Masaryk Hospital Usti nad Labem
Ústí nad Labem, Czechia
RECRUITINGReliability of left ventricular subcostal fractional shortening and left ventricular modified subcostal fractional shortening in determining the global left ventricular systolic function in critically ill patients.
Left ventricular subcostal fractional shortening and left ventricular modified subcostal fractional shortening are new potential echocardiographic parameters of left ventricular systolic function measurable from subcostal view.
Time frame: During the procedure
Reliability of right ventricular subcostal fractional shortening and right ventricular modified subcostal fractional shortening in determining the global right ventricular systolic function in critically ill patients.
Right ventricular subcostal fractional shortening and right ventricular modified subcostal fractional shortening are new potential echocardiographic parameters of right ventricular systolic function measurable from subcostal view.

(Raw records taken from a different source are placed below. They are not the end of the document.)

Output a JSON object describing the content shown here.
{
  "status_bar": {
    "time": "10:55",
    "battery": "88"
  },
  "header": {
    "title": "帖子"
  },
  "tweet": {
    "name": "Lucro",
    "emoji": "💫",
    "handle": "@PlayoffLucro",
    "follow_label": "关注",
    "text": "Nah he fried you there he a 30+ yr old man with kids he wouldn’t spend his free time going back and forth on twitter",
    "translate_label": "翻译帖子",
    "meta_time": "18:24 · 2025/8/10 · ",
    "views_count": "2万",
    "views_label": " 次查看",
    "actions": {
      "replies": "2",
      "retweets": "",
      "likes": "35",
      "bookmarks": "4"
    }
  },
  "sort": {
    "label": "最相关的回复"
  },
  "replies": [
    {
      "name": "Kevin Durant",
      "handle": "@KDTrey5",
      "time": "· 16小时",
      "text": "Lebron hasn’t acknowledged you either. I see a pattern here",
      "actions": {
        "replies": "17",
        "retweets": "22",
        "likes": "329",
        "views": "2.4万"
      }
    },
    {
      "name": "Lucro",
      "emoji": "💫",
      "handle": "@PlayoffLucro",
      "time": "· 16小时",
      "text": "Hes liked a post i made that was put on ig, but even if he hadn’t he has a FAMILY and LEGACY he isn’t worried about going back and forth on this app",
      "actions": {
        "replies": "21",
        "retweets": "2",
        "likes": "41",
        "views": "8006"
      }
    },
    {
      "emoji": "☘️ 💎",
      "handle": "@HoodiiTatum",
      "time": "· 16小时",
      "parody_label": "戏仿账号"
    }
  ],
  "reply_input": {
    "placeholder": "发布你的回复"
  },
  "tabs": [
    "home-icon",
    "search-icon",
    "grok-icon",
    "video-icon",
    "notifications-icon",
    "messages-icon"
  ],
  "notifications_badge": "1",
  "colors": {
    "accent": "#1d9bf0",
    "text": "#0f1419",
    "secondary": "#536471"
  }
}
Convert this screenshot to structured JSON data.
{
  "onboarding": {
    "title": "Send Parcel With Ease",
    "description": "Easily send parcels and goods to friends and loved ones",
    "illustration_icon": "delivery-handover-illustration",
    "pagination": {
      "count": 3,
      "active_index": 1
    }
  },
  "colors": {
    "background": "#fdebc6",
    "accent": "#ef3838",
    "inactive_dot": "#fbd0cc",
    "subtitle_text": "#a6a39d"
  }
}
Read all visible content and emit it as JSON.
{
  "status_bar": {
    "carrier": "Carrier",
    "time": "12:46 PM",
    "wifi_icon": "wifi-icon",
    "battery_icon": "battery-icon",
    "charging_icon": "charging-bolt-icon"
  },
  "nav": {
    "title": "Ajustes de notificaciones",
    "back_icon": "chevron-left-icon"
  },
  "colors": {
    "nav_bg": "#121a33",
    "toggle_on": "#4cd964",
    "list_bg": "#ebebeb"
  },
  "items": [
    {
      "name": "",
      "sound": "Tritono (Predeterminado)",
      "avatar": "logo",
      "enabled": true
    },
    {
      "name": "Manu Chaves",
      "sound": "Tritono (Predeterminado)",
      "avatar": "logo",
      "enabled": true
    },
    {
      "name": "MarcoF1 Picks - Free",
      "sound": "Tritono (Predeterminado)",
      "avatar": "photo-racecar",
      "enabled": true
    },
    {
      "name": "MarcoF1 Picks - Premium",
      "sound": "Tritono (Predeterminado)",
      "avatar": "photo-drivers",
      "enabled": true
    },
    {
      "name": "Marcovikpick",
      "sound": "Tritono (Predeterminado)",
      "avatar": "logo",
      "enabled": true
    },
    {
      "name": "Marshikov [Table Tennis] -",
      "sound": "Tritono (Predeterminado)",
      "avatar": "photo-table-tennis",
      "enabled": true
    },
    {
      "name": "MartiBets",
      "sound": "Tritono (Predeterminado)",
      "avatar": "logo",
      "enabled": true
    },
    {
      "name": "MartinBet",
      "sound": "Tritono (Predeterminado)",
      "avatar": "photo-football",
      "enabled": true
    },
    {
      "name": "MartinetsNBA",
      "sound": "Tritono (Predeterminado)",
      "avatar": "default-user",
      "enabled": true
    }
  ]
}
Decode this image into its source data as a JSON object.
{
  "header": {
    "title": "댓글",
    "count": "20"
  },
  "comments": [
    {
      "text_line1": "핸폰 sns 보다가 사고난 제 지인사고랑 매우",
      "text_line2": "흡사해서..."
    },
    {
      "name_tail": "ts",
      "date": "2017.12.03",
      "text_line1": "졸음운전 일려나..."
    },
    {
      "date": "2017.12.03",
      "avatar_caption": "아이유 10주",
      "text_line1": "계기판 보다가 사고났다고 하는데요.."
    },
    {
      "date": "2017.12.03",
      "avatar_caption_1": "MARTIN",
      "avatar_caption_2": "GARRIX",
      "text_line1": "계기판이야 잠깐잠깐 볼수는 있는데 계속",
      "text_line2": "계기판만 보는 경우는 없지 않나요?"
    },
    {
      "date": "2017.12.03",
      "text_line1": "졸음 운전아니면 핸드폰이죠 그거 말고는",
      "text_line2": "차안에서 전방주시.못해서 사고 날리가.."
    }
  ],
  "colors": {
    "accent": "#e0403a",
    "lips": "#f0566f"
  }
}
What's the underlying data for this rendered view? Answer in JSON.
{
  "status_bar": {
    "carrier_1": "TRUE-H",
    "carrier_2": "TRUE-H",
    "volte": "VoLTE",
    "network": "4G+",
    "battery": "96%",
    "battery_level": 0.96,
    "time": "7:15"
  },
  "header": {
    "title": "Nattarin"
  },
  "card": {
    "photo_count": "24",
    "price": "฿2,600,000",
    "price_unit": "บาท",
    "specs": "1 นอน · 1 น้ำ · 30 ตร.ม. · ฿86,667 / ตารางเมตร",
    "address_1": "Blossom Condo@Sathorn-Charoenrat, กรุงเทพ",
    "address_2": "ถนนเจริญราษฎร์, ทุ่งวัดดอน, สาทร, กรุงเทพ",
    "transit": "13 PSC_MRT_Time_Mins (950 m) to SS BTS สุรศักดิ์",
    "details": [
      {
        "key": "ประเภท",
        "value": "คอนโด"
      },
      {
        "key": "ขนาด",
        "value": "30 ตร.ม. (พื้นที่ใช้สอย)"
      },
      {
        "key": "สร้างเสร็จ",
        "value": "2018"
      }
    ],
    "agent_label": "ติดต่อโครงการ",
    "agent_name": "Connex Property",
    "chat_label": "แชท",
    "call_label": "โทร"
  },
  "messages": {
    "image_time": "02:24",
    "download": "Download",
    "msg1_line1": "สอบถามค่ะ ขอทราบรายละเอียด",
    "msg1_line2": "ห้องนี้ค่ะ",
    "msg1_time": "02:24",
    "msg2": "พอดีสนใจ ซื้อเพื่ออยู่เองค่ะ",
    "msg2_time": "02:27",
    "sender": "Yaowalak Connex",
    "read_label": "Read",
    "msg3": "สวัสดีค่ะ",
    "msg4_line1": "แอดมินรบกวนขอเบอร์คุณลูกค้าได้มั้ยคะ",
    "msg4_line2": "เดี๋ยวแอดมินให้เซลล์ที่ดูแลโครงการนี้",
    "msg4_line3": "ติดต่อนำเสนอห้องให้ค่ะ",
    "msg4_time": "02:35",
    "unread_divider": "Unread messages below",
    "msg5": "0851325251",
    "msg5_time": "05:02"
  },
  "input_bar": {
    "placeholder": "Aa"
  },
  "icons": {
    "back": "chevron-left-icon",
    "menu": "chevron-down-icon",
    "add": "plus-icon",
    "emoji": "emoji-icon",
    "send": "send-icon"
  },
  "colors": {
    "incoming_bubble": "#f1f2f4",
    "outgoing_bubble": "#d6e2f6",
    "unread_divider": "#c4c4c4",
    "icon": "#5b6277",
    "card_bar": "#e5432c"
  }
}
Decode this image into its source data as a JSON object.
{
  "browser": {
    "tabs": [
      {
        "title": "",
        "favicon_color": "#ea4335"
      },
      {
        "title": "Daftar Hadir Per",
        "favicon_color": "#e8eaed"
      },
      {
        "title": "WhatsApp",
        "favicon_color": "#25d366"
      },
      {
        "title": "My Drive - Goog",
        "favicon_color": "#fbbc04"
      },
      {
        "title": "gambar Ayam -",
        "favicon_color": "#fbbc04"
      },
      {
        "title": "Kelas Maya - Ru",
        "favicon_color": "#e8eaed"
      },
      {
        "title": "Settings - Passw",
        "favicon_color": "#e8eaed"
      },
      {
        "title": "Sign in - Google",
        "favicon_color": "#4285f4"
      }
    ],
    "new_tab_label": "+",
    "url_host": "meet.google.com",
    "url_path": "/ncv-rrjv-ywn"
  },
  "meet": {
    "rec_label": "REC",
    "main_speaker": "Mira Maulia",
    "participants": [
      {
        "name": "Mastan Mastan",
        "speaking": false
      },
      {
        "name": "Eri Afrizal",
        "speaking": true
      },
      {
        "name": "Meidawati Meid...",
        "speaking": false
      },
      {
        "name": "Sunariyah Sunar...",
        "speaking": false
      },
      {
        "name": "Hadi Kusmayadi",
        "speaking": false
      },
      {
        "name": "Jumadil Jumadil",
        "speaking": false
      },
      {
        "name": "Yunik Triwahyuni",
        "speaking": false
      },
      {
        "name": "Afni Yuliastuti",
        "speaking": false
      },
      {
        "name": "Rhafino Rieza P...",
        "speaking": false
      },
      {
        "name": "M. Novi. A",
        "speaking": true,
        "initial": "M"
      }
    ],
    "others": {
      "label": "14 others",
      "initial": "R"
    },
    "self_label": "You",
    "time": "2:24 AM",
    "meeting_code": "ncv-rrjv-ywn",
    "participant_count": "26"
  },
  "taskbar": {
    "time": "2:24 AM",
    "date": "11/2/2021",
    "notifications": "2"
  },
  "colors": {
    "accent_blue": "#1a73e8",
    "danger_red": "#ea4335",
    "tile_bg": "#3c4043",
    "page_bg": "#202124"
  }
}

Time frame: During the procedure
Reliability of echocardiographic parameters evaluating the structure of the left ventricle measured in a subcostal view in critically ill patients.
Quantification of the left ventricular structure (size and mass) is an important part of echocardiographic examination in critically ill patients. However, the reliability of these parameters measured in the subcostal projection has not been defined.
Time frame: During the procedure
Reliability of echocardiographic parameters evaluating the size of the right ventricle measured in a subcostal view in critically ill patients.
Quantification of the right ventricular size is an important part of echocardiographic examination in critically ill patients. However, its reliability when measured in the subcostal projection has not been defined.